Marx-Engels Correspondence 1881

Engels to George Shipton
In London

Abstract


First Published: Marx and Engels, Works, First Russian Edition, Vol. XXVII, Moscow, 1935;
Transcribed: zodiac@interlog.com;
HTML Markup: S. Ryan.


[Draft]
Bridlington Quay, 15 August 1881

Dear Mr. Shipton,

I cannot make it out, how you could so strangely misunderstand Mr Kautsky's article. [1] To the first passage you objected because State interference went against the grain of 'many prominent men in the Unions'. Of course it does, because they are at heart Manchester School [2] men and so long as their opinions of such are taken into account, no working-class paper is possible. But my addition to the passage in question must have convinced you, that the State interference here alluded to, was such, and such only, as has been in England the Law of the Land for years: factories and workshops' acts, [3] and nothing further: things not objected to by even your 'prominent men'.

As to the second passage, Mr Kautsky says: an international regulation of the war of competition is as necessary as that of open warfare; we demand a Geneva Convention [4] for the workpeople of the world. The 'Geneva Convention' is an agreement entered into by the various Governments for the protection of wounded and ambulances in battle. What therefore Mr Kautsky demands, is a similar agreement between the various Governments for the protection of the workpeople not of one state only, but of all, against overwork especially of women and children. How out of that you can make an appeal to the workpeople of the world to meet in a Convention of delegates at Geneva, I am utterly at a loss to understand. [5]

You will own that the occurrence of such misunderstanding on your part cannot at all encourage me to alter my resolution.

As to the Hirsch article, [6] I do know Mr. Eccarius and only too well for a traitor to the cause and it will be utterly impossible for me to write for a paper which opens its columns to him.

Moreover, I do not see any progress. The Labour Standard remains the same vehicle of the most various and mutually contradictory views on all political and social questions which it was, perhaps unavoidably, on the first day of its existence, but which it ought no longer to be by this time, if there was an undercurrent among the British working class tending towards emancipation from the liberal Capitalists. Such undercurrent not being shown itself up to now, I must conclude it does not exist. If there were unmistakable signs of its existence, I might make an extra effort to assist it. But I do not think that one column a week drowned as I might say amongst the remaining multifarious opinions represented in The Labour Standard could do anything towards producing it.
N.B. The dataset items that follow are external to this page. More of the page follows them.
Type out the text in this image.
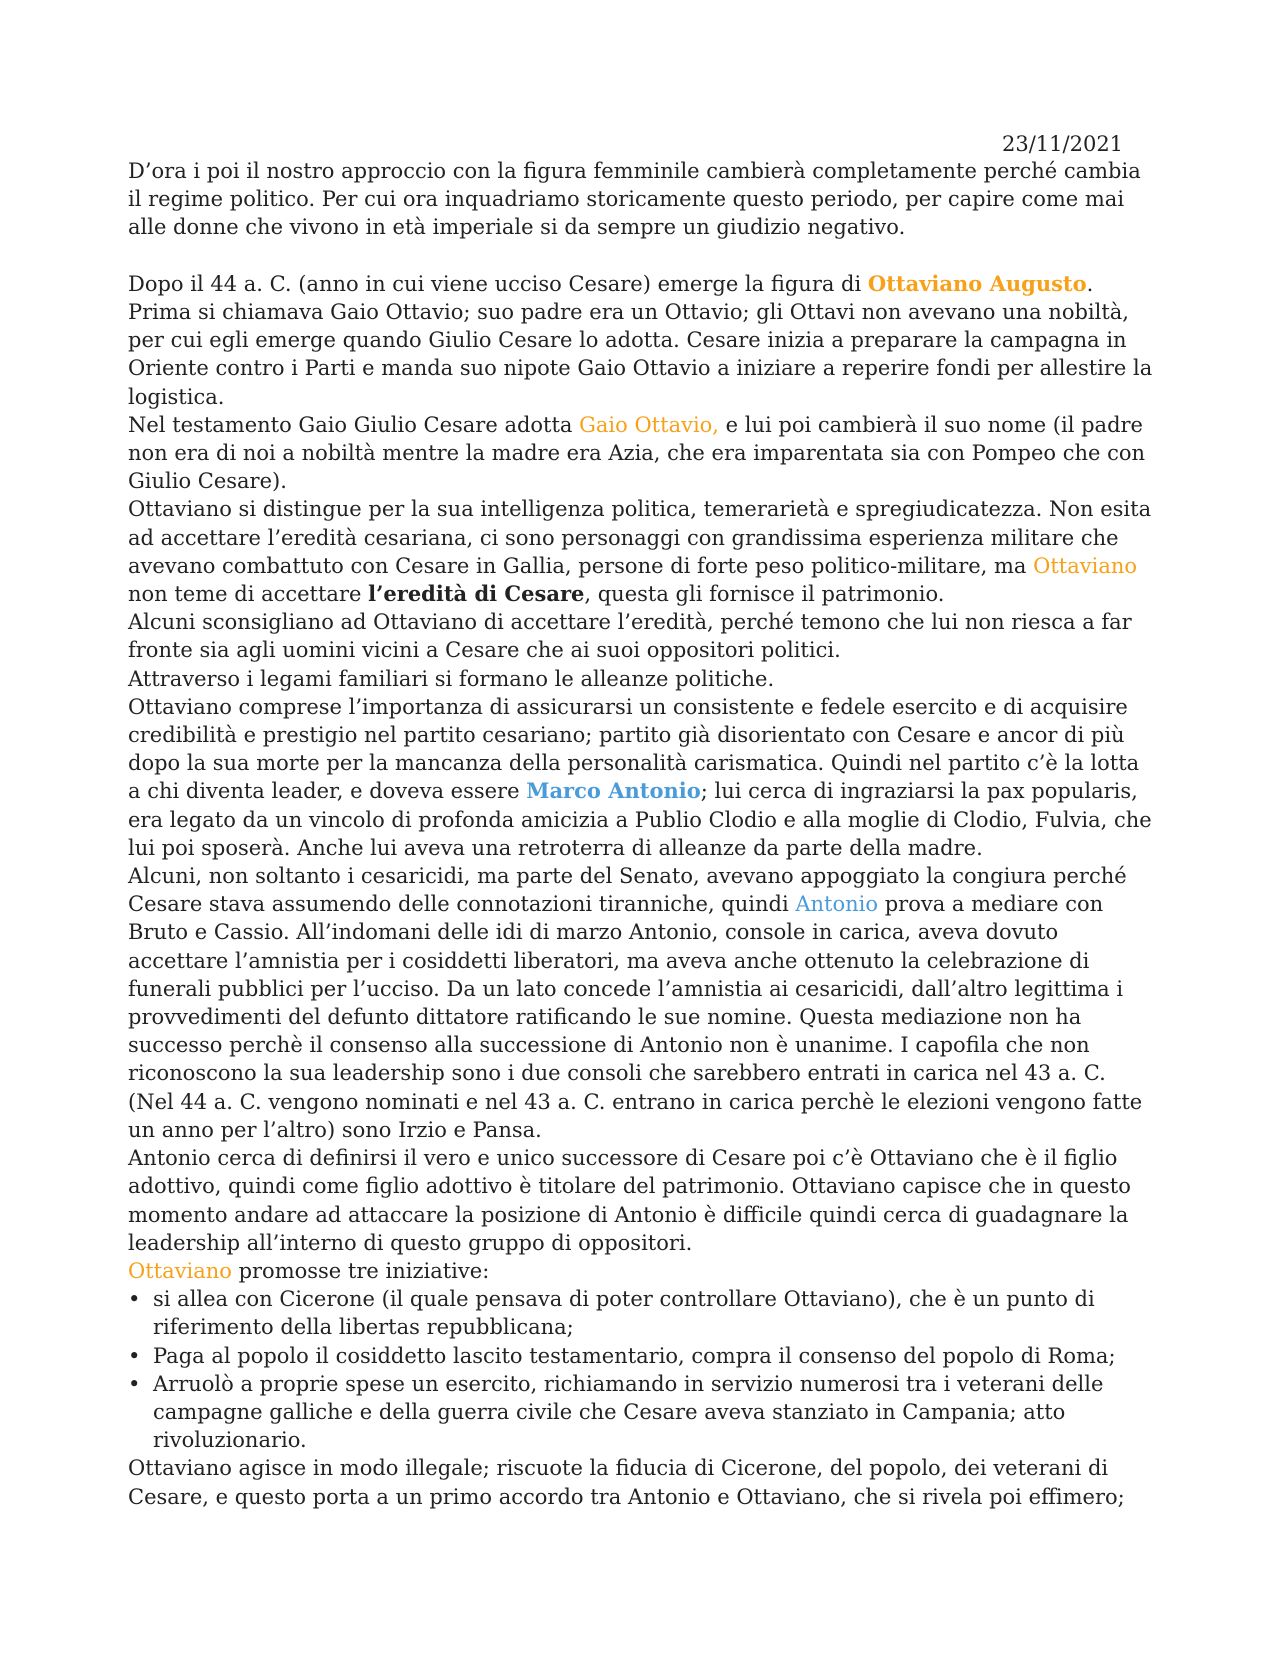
23/11/2021

D’ora i poi il nostro approccio con la figura femminile cambierà completamente perché cambia il regime politico. Per cui ora inquadriamo storicamente questo periodo, per capire come mai alle donne che vivono in età imperiale si da sempre un giudizio negativo.

Dopo il 44 a. C. (anno in cui viene ucciso Cesare) emerge la figura di Ottaviano Augusto. Prima si chiamava Gaio Ottavio; suo padre era un Ottavio; gli Ottavi non avevano una nobiltà, per cui egli emerge quando Giulio Cesare lo adotta. Cesare inizia a preparare la campagna in Oriente contro i Parti e manda suo nipote Gaio Ottavio a iniziare a reperire fondi per allestire la logistica.

Nel testamento Gaio Giulio Cesare adotta Gaio Ottavio, e lui poi cambierà il suo nome (il padre non era di noi a nobiltà mentre la madre era Azia, che era imparentata sia con Pompeo che con Giulio Cesare).

Ottaviano si distingue per la sua intelligenza politica, temerarietà e spregiudicatezza. Non esita ad accettare l’eredità cesariana, ci sono personaggi con grandissima esperienza militare che avevano combattuto con Cesare in Gallia, persone di forte peso politico-militare, ma Ottaviano non teme di accettare l’eredità di Cesare, questa gli fornisce il patrimonio.

Alcuni sconsigliano ad Ottaviano di accettare l’eredità, perché temono che lui non riesca a far fronte sia agli uomini vicini a Cesare che ai suoi oppositori politici.

Attraverso i legami familiari si formano le alleanze politiche.

Ottaviano comprese l’importanza di assicurarsi un consistente e fedele esercito e di acquisire credibilità e prestigio nel partito cesariano; partito già disorientato con Cesare e ancor di più dopo la sua morte per la mancanza della personalità carismatica. Quindi nel partito c’è la lotta a chi diventa leader, e doveva essere Marco Antonio; lui cerca di ingraziarsi la pax popularis, era legato da un vincolo di profonda amicizia a Publio Clodio e alla moglie di Clodio, Fulvia, che lui poi sposerà. Anche lui aveva una retroterra di alleanze da parte della madre.

Alcuni, non soltanto i cesaricidi, ma parte del Senato, avevano appoggiato la congiura perché Cesare stava assumendo delle connotazioni tiranniche, quindi Antonio prova a mediare con Bruto e Cassio. All’indomani delle idi di marzo Antonio, console in carica, aveva dovuto accettare l’amnistia per i cosiddetti liberatori, ma aveva anche ottenuto la celebrazione di funerali pubblici per l’ucciso. Da un lato concede l’amnistia ai cesaricidi, dall’altro legittima i provvedimenti del defunto dittatore ratificando le sue nomine. Questa mediazione non ha successo perchè il consenso alla successione di Antonio non è unanime. I capofila che non riconoscono la sua leadership sono i due consoli che sarebbero entrati in carica nel 43 a. C. (Nel 44 a. C. vengono nominati e nel 43 a. C. entrano in carica perchè le elezioni vengono fatte un anno per l’altro) sono Irzio e Pansa.

Antonio cerca di definirsi il vero e unico successore di Cesare poi c’è Ottaviano che è il figlio adottivo, quindi come figlio adottivo è titolare del patrimonio. Ottaviano capisce che in questo momento andare ad attaccare la posizione di Antonio è difficile quindi cerca di guadagnare la leadership all’interno di questo gruppo di oppositori.

Ottaviano promosse tre iniziative:

• si allea con Cicerone (il quale pensava di poter controllare Ottaviano), che è un punto di riferimento della libertas repubblicana;
• Paga al popolo il cosiddetto lascito testamentario, compra il consenso del popolo di Roma;
• Arruolò a proprie spese un esercito, richiamando in servizio numerosi tra i veterani delle campagne galliche e della guerra civile che Cesare aveva stanziato in Campania; atto rivoluzionario.

Ottaviano agisce in modo illegale; riscuote la fiducia di Cicerone, del popolo, dei veterani di Cesare, e questo porta a un primo accordo tra Antonio e Ottaviano, che si rivela poi effimero;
And as I told you, I had resolved to stop writing after the Trade Unions Congress, [7] because of want of time; so whether I write a few articles more till then, would make no difference.

So waiting and hoping for better times, I remain
Faithfully yours,

F. E.


Footnotes
From the MECW

1. The reference is to Karl Kautsky's article "International Labour Laws" published anonymously in The Labour Standard, No. 15, 13 August 1881.

2. Factories and Workshops Act – Laws regulating labour conditions in British industry. The emergence and advancement of factory legislation was a consequence of the workers' economic and political struggle against capitalist exploitation. The first laws adopted regulated the children’s adolescents’, and women’s labour conditions in the textile industry (early 19th century). Step by step, the operation of the Factories and Workshops Acts was extended to the other industries.

3. The Geneva Convention of the Red Cross of 1864 – An international document signed at the conference of 16 European states in Geneva. The Geneva Convention established principles for belligerents’ treatment of the wounded and the sick, and granted the right of neutrality to the medical personnel taking care of the wounded men.

4. The Labour Standard, No. 14, 6 August 1881, anonymously printed the article by Johann Georg Eccarius "A German Opinion of English Trade Unionism." Eccarius regarded highly the German trade unions founded in 1868 by Max Hirsch and Franz Duncker (the so-called Hirsch-Duncker trade unions).

5. In Engels' draft manuscript the following passage is crossed out here: 'If you had understood the drift of the article, you must have at once seen that here was a measure of an immediately practical nature, so easy of execution that one of the existing governments of Europe (the Swiss Government) had been induced to take it in hand, that the proposal to equalize the hours of labour in all manufacturing countries by making factory and workshop's legislation a matter of international state agreement, was one of the greatest immediate interest to the working people. Especially to those of England who, besides the Swiss, are the best protected of all against overworking and therefore are exposed to an unfair competition on the part of Belgian, French and German workpeople whose hours of work are much longer.

6. The Labour Standard, No. 14, 6 August 1881, anonymously printed the article by Johann Georg Eccarius "A German Opinion of English Trade Unionism." Eccarius regarded highly the German trade unions founded in 1868 by Max Hirsch and Franz Duncker (the so-called Hirsch-Duncker trade unions).

7. The fourteenth annual British trades union congress took place in London on 12-17 September 1881.